DPA-2 updates local features layer-by-layer with residual connections. Conceptually, each layer performs neighborhood aggregation using geometry-conditioned interactions:

```math
\mathbf{h}_\alpha^{(l+1)} = \mathbf{h}_\alpha^{(l)} + \mathrm{MP}^{(l)}\left(\mathbf{h}_\alpha^{(l)}, \{\mathbf{h}_\beta^{(l)}\}_{\beta\in\mathcal{N}(\alpha)}, \{\mathbf{g}_{\alpha\beta}\}_{\beta\in\mathcal{N}(\alpha)}\right)
```

where $\mathrm{MP}^{(l)}$ denotes the layer-specific message-passing operator.

### Physical properties

Consistent with the DPA-2 design goals in the paper, the model family is built to satisfy:

1. **Translational invariance** (depends on relative coordinates)
1. **Rotational and permutational symmetry requirements**
1. **Conservative formulation** when used in energy models (forces/virials from energy gradients)
1. **Smoothness up to second-order derivatives**

### Multi-task training context

DPA-2 is designed for multi-task pre-training with a shared descriptor and task-specific downstream heads. See [Multi-task training](../train/multi-task-training.md) for workflow details.

## Requirements of installation {{ pytorch_icon }}

If one wants to run the DPA-2 model on LAMMPS, the customized OP library for the Python interface must be installed when [freezing the model](../freeze/freeze.md).
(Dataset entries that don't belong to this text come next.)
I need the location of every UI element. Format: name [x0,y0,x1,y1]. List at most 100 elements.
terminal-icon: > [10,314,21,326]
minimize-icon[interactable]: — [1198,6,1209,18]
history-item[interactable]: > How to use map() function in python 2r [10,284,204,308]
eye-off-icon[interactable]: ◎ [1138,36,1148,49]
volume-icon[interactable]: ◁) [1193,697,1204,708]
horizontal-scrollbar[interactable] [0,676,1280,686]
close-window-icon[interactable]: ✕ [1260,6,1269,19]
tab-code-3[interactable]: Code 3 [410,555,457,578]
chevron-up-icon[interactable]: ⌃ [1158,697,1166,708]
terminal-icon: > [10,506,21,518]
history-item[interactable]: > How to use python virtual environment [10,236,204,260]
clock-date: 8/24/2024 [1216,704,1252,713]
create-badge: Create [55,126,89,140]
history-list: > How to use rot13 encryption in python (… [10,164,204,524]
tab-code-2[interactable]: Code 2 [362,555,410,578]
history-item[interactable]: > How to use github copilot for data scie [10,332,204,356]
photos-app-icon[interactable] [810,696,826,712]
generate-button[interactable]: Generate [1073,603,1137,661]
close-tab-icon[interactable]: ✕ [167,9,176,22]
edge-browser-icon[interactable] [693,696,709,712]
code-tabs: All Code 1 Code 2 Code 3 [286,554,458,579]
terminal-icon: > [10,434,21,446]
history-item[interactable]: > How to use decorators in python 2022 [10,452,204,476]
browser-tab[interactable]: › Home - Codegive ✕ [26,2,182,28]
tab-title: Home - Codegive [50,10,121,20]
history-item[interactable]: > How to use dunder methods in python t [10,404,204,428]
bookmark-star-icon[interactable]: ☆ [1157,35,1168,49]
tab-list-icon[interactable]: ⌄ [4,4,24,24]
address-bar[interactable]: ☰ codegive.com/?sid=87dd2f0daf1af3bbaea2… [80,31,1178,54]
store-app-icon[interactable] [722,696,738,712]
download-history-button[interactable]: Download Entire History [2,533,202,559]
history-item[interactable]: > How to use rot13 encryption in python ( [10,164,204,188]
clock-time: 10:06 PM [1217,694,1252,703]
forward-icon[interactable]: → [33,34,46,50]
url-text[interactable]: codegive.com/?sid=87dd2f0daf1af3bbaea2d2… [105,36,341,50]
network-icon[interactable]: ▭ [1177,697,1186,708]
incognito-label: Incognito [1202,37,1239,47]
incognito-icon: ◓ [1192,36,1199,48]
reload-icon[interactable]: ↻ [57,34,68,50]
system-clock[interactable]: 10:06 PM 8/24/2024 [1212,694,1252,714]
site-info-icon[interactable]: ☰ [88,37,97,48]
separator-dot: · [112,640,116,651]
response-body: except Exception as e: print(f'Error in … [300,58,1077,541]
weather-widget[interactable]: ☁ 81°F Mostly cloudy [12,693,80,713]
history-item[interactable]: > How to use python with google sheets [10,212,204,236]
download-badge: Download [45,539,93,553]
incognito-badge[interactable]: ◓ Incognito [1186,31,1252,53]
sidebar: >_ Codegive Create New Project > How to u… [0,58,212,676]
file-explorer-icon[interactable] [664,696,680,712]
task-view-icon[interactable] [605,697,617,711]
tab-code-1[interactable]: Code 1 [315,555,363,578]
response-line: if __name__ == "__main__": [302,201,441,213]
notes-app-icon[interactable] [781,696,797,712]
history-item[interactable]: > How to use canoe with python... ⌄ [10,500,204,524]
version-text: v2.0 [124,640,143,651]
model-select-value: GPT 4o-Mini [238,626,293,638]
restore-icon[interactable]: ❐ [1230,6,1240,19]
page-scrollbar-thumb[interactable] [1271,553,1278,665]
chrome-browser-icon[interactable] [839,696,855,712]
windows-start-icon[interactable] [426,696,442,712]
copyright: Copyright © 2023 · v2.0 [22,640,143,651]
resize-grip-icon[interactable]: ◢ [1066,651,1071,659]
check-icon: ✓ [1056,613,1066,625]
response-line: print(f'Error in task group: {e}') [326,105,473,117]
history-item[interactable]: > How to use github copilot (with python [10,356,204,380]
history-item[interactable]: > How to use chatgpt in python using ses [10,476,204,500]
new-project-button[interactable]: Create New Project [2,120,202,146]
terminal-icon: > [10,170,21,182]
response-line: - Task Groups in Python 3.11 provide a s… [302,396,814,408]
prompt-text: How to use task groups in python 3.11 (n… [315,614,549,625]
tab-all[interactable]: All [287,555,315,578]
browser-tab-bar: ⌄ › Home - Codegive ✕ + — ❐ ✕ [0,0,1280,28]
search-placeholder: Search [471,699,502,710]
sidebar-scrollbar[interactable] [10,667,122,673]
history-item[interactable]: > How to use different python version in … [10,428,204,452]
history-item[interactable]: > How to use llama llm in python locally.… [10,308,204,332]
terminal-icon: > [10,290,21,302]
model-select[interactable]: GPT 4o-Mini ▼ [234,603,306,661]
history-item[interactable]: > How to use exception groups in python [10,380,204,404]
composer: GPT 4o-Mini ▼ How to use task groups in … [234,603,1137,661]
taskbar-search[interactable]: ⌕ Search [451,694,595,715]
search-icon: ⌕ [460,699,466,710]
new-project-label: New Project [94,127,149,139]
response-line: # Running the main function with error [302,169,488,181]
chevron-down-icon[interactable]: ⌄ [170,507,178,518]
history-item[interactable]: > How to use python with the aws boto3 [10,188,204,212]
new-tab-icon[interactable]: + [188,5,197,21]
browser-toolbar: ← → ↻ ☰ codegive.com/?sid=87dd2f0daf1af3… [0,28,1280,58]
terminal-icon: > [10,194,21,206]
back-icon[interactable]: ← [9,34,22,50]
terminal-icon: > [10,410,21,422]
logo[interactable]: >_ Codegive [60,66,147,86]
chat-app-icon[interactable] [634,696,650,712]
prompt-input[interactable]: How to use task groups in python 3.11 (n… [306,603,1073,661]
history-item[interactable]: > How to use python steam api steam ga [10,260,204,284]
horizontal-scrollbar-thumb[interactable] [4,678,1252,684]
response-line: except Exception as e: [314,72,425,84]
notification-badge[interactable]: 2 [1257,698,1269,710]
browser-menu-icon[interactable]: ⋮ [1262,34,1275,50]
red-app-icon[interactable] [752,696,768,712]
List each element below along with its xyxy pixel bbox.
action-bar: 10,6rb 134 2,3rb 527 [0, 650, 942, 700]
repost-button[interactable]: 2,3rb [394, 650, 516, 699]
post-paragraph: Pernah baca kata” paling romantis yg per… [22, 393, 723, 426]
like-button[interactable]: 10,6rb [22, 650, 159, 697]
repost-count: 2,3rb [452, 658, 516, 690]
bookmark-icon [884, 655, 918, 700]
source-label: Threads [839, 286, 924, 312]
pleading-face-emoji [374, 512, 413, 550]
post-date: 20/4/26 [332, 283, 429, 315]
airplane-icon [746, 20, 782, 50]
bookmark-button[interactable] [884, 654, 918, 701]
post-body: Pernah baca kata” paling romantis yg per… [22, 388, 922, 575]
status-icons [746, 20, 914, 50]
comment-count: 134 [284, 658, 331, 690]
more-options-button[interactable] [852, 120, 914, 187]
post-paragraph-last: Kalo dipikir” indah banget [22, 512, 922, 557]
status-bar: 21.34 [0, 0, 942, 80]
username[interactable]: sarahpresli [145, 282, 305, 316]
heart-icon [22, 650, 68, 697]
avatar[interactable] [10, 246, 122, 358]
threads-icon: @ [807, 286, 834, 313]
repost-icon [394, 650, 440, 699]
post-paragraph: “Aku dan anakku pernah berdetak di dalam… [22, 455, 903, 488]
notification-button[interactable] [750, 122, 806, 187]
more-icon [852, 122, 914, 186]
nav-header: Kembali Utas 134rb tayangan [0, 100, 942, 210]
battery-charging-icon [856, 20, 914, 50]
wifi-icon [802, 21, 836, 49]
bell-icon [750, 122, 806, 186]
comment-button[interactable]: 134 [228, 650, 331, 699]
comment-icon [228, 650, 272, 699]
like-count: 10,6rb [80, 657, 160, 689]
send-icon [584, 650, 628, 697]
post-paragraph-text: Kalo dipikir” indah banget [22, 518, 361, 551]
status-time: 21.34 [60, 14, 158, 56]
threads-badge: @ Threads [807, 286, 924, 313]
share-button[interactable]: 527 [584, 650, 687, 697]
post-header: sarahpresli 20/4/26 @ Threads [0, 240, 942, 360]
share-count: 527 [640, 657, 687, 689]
The customized OP library for the Python interface can be installed by setting environment variable {envvar}`DP_ENABLE_PYTORCH` to `1` during installation.

If one runs LAMMPS with MPI, the customized OP library for the C++ interface should be compiled against the same MPI library as the runtime MPI.
If one runs LAMMPS with MPI and CUDA devices, it is recommended to compile the customized OP library for the C++ interface with a [CUDA-Aware MPI](https://developer.nvidia.com/mpi-solutions-gpus) library and CUDA,
otherwise the communication between GPU cards falls back to the slower CPU implementation.

## Limitations of the JAX backend with LAMMPS {{ jax_icon }}

When using the JAX backend, 2 or more MPI ranks are not supported. One must set `map` to `yes` using the [`atom_modify`](https://docs.lammps.org/atom_modify.html) command.

```lammps
atom_modify map yes
```

See the example `examples/water/lmp/jax_dpa.lammps`.

## Data format

DPA-2 supports both the [standard data format](../data/system.md) and the [mixed type data format](../data/system.md#mixed-type).

## Type embedding

Type embedding is within this descriptor with the {ref}`tebd_dim <model[standard]/descriptor[dpa2]/tebd_dim>` argument.

## Model compression

Model compression is supported when {ref}`repinit/tebd_input_mode <model[standard]/descriptor[dpa2]/repinit/tebd_input_mode>` is `strip`.

- If {ref}`repinit/attn_layer <model[standard]/descriptor[dpa2]/repinit/attn_layer>` is `0`, both the type embedding and geometric parts inside `repinit` are compressed.
- If `repinit/attn_layer` is not `0`, only the type embedding tables are compressed and the geometric attention layers remain as neural networks.

An example is given in `examples/water/dpa2/input_torch_compressible.json`.
The performance improvement will be limited if other parts are more expensive.